What else needs to be enabled/corrected for this to work?

  • Open a second session, and using w to get the tty of your first user, use write user yourtty and see what that does. – Nathan C Oct 1 '13 at 16:45
  • This gives the same result. – Steve Robbins Oct 1 '13 at 16:58
  • 1
    Check /var/log/audit/audit.log for SELinux denials. – Michael Hampton Oct 1 '13 at 17:27
  • @MichaelHampton There's a whole lot going on in here, but I don't see anything that looks like an error. – Steve Robbins Oct 1 '13 at 22:45
  • What is the result of the command "ls -l /dev/tty" – Joao Vitorino Jun 1 '16 at 14:34

Testing strace write and strace mesg reveals a slight difference in how they identify your tty.

write will first do readlink("/proc/self/fd/0", ...) to find the name of the tty and then do a stat call on the resulting path.
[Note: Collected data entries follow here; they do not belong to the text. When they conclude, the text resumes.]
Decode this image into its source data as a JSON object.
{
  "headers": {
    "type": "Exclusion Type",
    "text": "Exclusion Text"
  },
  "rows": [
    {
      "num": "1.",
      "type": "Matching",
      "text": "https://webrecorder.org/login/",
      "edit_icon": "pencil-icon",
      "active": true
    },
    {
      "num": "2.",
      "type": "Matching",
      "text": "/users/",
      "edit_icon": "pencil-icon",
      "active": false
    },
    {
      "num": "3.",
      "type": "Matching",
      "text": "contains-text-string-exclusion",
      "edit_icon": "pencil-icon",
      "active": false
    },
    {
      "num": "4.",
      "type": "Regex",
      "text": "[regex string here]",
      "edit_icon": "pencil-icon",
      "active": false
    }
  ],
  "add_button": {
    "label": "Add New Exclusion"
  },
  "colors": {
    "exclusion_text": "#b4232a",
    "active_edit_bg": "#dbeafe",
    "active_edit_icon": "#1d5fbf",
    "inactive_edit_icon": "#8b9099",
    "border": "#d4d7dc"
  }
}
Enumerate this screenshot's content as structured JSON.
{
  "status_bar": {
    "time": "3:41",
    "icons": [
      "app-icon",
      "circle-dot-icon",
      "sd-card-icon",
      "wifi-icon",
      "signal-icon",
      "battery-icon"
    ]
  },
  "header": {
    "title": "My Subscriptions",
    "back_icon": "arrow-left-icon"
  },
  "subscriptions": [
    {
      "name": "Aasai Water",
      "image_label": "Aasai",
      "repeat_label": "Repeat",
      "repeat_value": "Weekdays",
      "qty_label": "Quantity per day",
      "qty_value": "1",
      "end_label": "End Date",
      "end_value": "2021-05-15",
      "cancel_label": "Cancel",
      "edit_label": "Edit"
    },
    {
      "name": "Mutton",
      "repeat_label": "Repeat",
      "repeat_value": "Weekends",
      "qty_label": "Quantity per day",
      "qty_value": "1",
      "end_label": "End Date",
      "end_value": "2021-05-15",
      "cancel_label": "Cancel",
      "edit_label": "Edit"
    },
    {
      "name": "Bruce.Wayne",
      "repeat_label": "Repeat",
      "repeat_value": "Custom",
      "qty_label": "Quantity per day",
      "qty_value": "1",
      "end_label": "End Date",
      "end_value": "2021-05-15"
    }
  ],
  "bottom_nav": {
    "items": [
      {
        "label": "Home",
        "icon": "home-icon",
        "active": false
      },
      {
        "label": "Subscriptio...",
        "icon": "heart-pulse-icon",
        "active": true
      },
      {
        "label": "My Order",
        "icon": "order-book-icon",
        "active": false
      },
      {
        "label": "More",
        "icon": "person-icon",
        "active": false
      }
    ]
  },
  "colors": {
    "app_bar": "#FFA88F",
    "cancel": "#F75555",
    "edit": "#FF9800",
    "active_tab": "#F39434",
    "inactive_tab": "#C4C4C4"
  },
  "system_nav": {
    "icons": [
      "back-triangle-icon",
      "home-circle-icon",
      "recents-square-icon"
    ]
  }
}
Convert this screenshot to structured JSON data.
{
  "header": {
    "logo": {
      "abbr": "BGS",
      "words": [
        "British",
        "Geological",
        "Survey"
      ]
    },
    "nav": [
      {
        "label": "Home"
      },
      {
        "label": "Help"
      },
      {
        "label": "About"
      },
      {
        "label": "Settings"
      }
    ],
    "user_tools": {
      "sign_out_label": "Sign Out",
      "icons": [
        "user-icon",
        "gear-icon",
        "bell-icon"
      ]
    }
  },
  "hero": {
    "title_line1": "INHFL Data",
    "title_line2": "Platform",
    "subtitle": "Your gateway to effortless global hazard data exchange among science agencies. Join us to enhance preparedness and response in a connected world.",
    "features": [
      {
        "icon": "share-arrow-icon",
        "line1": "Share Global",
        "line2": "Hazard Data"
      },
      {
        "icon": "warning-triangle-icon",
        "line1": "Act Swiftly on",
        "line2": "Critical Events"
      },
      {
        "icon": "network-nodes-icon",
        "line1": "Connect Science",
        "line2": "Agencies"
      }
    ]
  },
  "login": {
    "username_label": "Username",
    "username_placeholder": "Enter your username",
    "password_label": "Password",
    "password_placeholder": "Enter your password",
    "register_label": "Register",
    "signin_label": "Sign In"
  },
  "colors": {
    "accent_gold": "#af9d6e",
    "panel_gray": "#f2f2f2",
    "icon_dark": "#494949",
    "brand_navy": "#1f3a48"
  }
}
mesg on the other hand will call fstat(1, ...) which skips the step of using readlink and doesn't rely on the /proc file system.

Notice that they also look at different file descriptors 0 vs 1. Normally an interactive shell will have file descriptors 0, 1, and 2 all referencing the same tty. If you have somehow gotten your shell running with 0 and 1 referencing something different for example if you had redirected one of them, that could explain the discrepancy between the output from mesg and write.

If the file descriptors are both referencing the same tty, another possible reason for the discrepancy could be that your /proc mount is not behaving as expected or the character device inode for your tty has been replaced.


When running as root with mesg disabled (returning n), I get the same error you have. Running the command mesg y enables me to run write. Running as root I can write to users that have mesg disabled, which I can't do as non-root.

There are multiple utilities that provide the write functionality. All of them will need to be able to write to terminals. However, as you are running as root permissions should not be an issue.